For people living in places which cannot sustain their life, alleviating poverty through relocation is a measure addressing the root cause of the problem. The subsidies given to the poor for relocation in many provinces can reach more than U.S. $4,000 per person, amounting to a new apartment for each poor household for free, but there are still some poor who look such “gift horse” in the mouth, and in some cases it turns out to be a daunting challenge to persuade people to move.

24 year-old Meng Zhijian is a young man of Yao ethnic minority living in Qibainong Town of Guangxi, which is one of the poorest places in China. The whole town lies in rocky land subject to desertification, with an extreme shortage of arable land and water. Officials from the Food and Agriculture Organizations of the United Nations regard it as the least livable place after actual desert. About 20,000 people live in this place and nearly half of them are living under the poverty line.

Meng Zhijian’s home village, Nonggentun, still has no proper transport links. It takes people more than an hour to climb along a treacherous path over two mountains in order to reach this remote outpost. Dwellings there comprise dilapidated wooden shacks, some of which are extremely shabby, so much so that a bed, a table and a few stools are the only furniture. The nearest primary school is several kilometers away.

Meng Zhijian is a short quiet young man with a wood-chopping sickle hanging by his waist. He dropped out of school after primary, and went to the coastal areas in east China as a migrant worker in his teens.

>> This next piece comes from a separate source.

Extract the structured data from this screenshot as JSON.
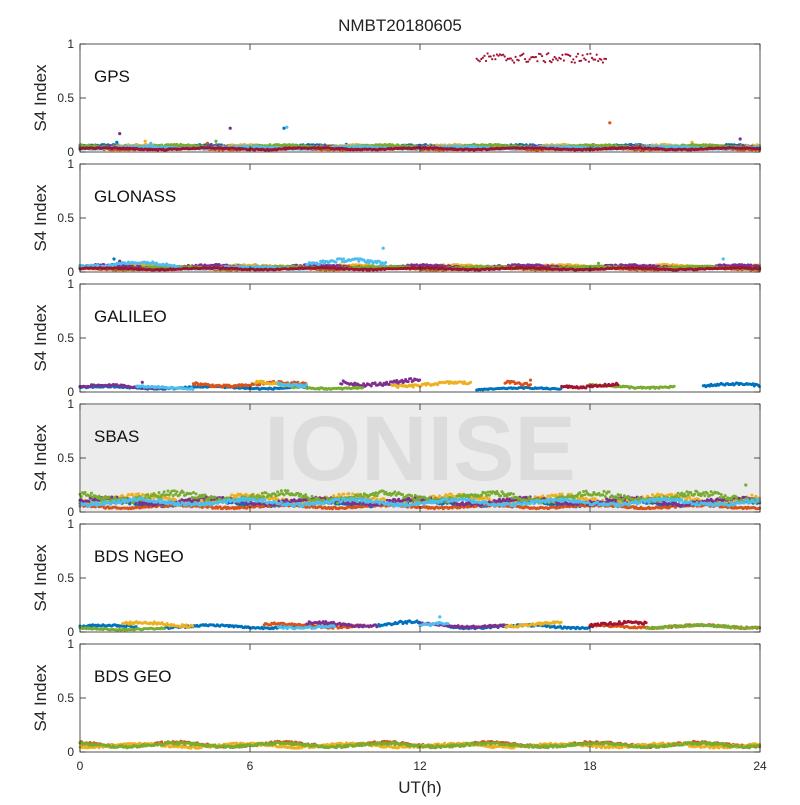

“If you move out of the village, your children can go to school and your father can have easier access to medical care. Besides, the government is offering a new apartment worth tens of thousands of dollars for free. Why did you turn it down?” asks a reporter.

“The cost of living is very high outside,” answers Meng. “And at least in the village I can grow a little corn on the hillside to sustain us. Besides, the kids belong to the mountains, and I can have more children here as long as they can survive.” But he falls into silence when it is pointed out that like many other single men in the village, he might never be able to find a wife if he refuses to move.